Michaels Ruf als Verteidiger des Himmels hat einige der eindrucksvollsten heiligen Stätten der Christenheit hervorgebracht, oft errichtet, der örtlichen Überlieferung zufolge, an Orten, an denen er erschienen sein soll. Der Mont-Saint-Michel in der Normandie wuchs aus einem kleinen Oratorium, das errichtet wurde, nachdem ein Bischof im achten Jahrhundert von einer Vision des Erzengels berichtet hatte, zu einer befestigten Abtei auf einer Gezeiteninsel heran, einer der bekanntesten Pilgerstätten Europas. In Italien markiert das Heiligtum von Monte Sant'Angelo auf der Halbinsel Gargano eine Höhle, in der Michael ebenfalls erschienen sein soll, und ist seit der Spätantike ununterbrochen Ziel von Pilgerfahrten, älter noch als der Mont-Saint-Michel um mehrere Jahrhunderte. Diese Stätten spiegeln ein durchgängiges Muster in der Michaelsverehrung wider: Anders als bei Heiligen, die vor allem durch Reliquien eines irdischen Leibes in Erinnerung bleiben, den er nie besaß, sammelt sich die Verehrung Michaels stattdessen um Orte, die mit seinen Erscheinungen und Eingriffen verbunden sind — von der Kirche als fromme Überlieferung und nicht als förmlich festgelegtes Dogma behandelt, aber dennoch seit weit über tausend Jahren ununterbrochen verehrt.

Trivia

Warum wird der Erzengel Michael mit Schwert und Waage dargestellt?

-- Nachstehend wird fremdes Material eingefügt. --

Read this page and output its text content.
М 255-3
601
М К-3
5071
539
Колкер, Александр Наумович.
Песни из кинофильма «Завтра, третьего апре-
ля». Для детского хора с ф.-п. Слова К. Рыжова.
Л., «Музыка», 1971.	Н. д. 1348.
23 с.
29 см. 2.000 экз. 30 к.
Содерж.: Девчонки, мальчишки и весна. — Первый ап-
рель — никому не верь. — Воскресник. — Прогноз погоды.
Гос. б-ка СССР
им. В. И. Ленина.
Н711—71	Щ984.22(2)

Das Schwert steht für seine Rolle als Anführer der himmlischen Heerscharen, der die abtrünnigen Engel stürzte (Offenbarung 12,7-9), und die Waage steht für seine Rolle beim Wiegen der Seelen im Gericht — eine Tradition, die sich in der mittelalterlichen Ikonografie entwickelte und nicht direkt aus einer einzelnen Bibelstelle stammt.
Wird Michael in der Bibel als Erzengel bezeichnet?
Ja — der Judasbrief (Judas 1,9) nennt ihn ausdrücklich "den Erzengel Michael", und das Buch Daniel (Daniel 10,13, 12,1) beschreibt ihn als "einen der ersten unter den Engelfürsten" und Beschützer von Gottes Volk.
Wann ist der Gedenktag des Erzengels Michael?
Im römisch-katholischen Kalender wird Michael am 29. September gefeiert, dem Fest der Erzengel Michael, Gabriel und Raphael (Michaelis).
Wofür ist Erzengel Michael Schutzpatron?
Er ist Patron der Soldaten, der Polizisten und der Rettungssanitäter — eine Rolle, die sich unmittelbar aus seiner biblischen und traditionellen Identität als himmlischer Krieger ableitet, der den Kampf gegen Satan und seine gefallenen Engel anführt.